Hugs to you Steve. You are such a blessing to all of us. Thanks for all you do and all the important lessons you remind us of. Play hard sweet Skyler........ and thanks for sharing your Dad.


----------



## Rob's GRs (Feb 25, 2007)

Time can go by quickly but the love and memories you have of Skyler will never fade in time.


----------



## goldensmum (Oct 23, 2007)

A lovely tribute to Skyler - sending hugs and best wishes

Run free, play hard and sleep softly Skyler


----------



## maggie1951 (Apr 20, 2007)

That was lovely Steve it made me cry


----------



## AlanK (Jun 28, 2008)

Steve......You honor him well!


----------



## HovawartMom (Aug 10, 2006)

Beautiful tribute of an amazing dog!.


----------



## Thor0918 (Feb 28, 2008)

Steve, you make me smile! Bless you!


----------



## BeauShel (May 20, 2007)

The love you shared shines on in your tribute to Skylar. He sounds like an amazing dog.

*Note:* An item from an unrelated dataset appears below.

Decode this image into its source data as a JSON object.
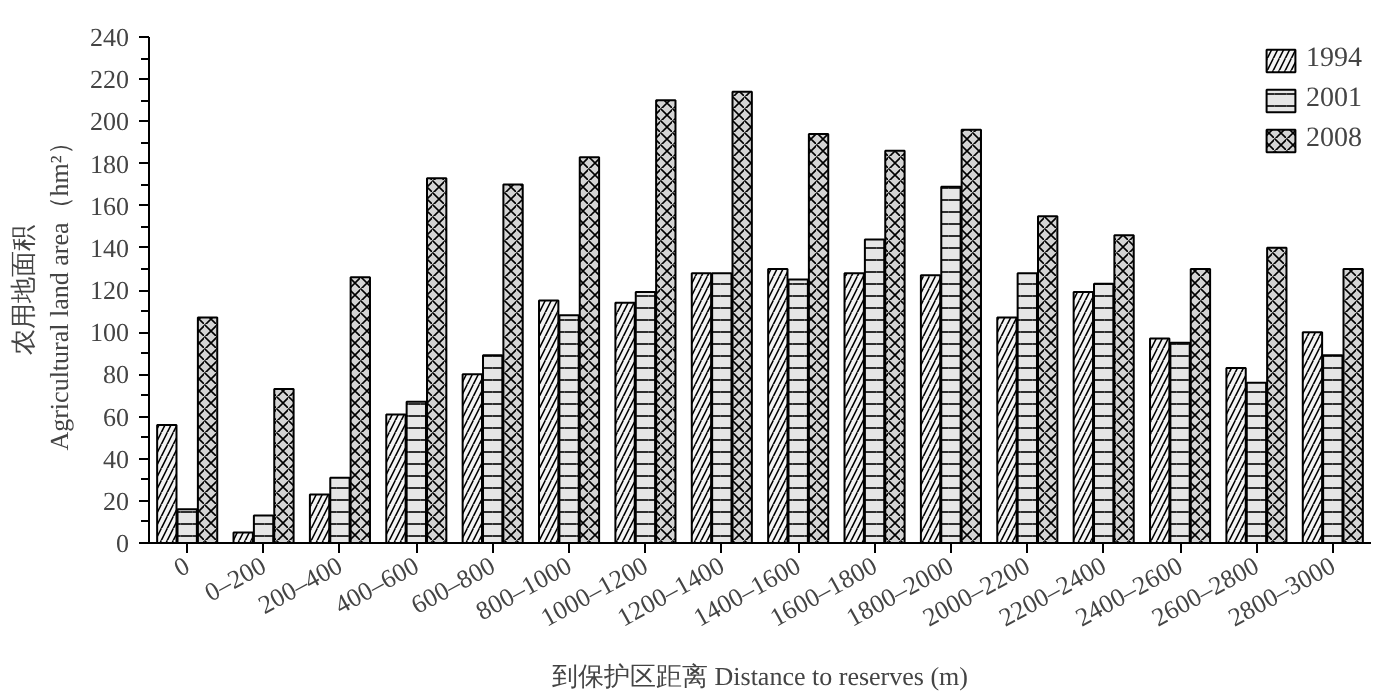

I am sure that Hooch is playing with him until you can be together again.


----------



## Jackson'sMom (Oct 13, 2007)

Beautiful dog, beautiful tribute. I'm sure he's very proud of all you do to help his less fortunate brothers and sisters.


----------



## Angel_Kody (Feb 27, 2007)

Thinking of you and Skyer today................................


----------



## Debles (Sep 6, 2007)

Your tribute and attitude is a role model to us all Steve. Skyler was very lucky to have you as a dad.


----------



## GoldenDaisy (Jul 16, 2007)

A beautiful tribute to Skyler, My thoughts are with you today.


----------



## 3 goldens (Sep 30, 2005)

Oh, Stve, my heart is heavy and sad with yours. Our boys are so missed.


----------



## T&T (Feb 28, 2008)




----------



## TriplePinesFarm (Sep 15, 2007)

Steve:
I had to shed a tear over that beautiful tribute. I can imagine that today is a very difficult one, and yet what a joy to have known & loved that wonderful dog, and to have been blessed to have him in your life. Obviously there was a reason he was sent to you.
God bless you today as you remember your sweet boy, Skyler.


----------



## daisydogmom (Feb 26, 2007)

Thinking of you today, Steve. <<<HUGS>>>


----------



## desilu (Nov 2, 2006)

Sweet Skyler. I know he is playing hard at the Bridge . . .


----------



## Heidi36oh (Feb 27, 2007)

Thinking of you today, Steve.

Beautiful tribute to Skyler, I so much know how you feel!


----------



## Oaklys Dad (Dec 28, 2005)

Great slideshow in memory of your boy. No dry eyes here. Skyler was a very special pup. He is romping with some very great company now.


----------



## Miss Happy (Dec 22, 2007)

Thank you for sharing the video - Skyler was special.


----------



## Hudson (May 18, 2005)

*Wonderful tribute*

Steve a loving tribute to your beautiful Skyler, thank you for sharing with us.
Skyler is running free and I am sure Hooch has visited all our lost babies at the bridge.


----------



## twinny41 (Feb 13, 2008)

Beautiful tribute to your Skyler. We all know how much he means to you and through him some of us now have the most beautiful tributes to our own bridge dogs, in your photo's. God Bless


----------



## cham (Feb 21, 2008)

Very moving... Obviously Skylar knew what he was doing when he chose you to be his dad.


----------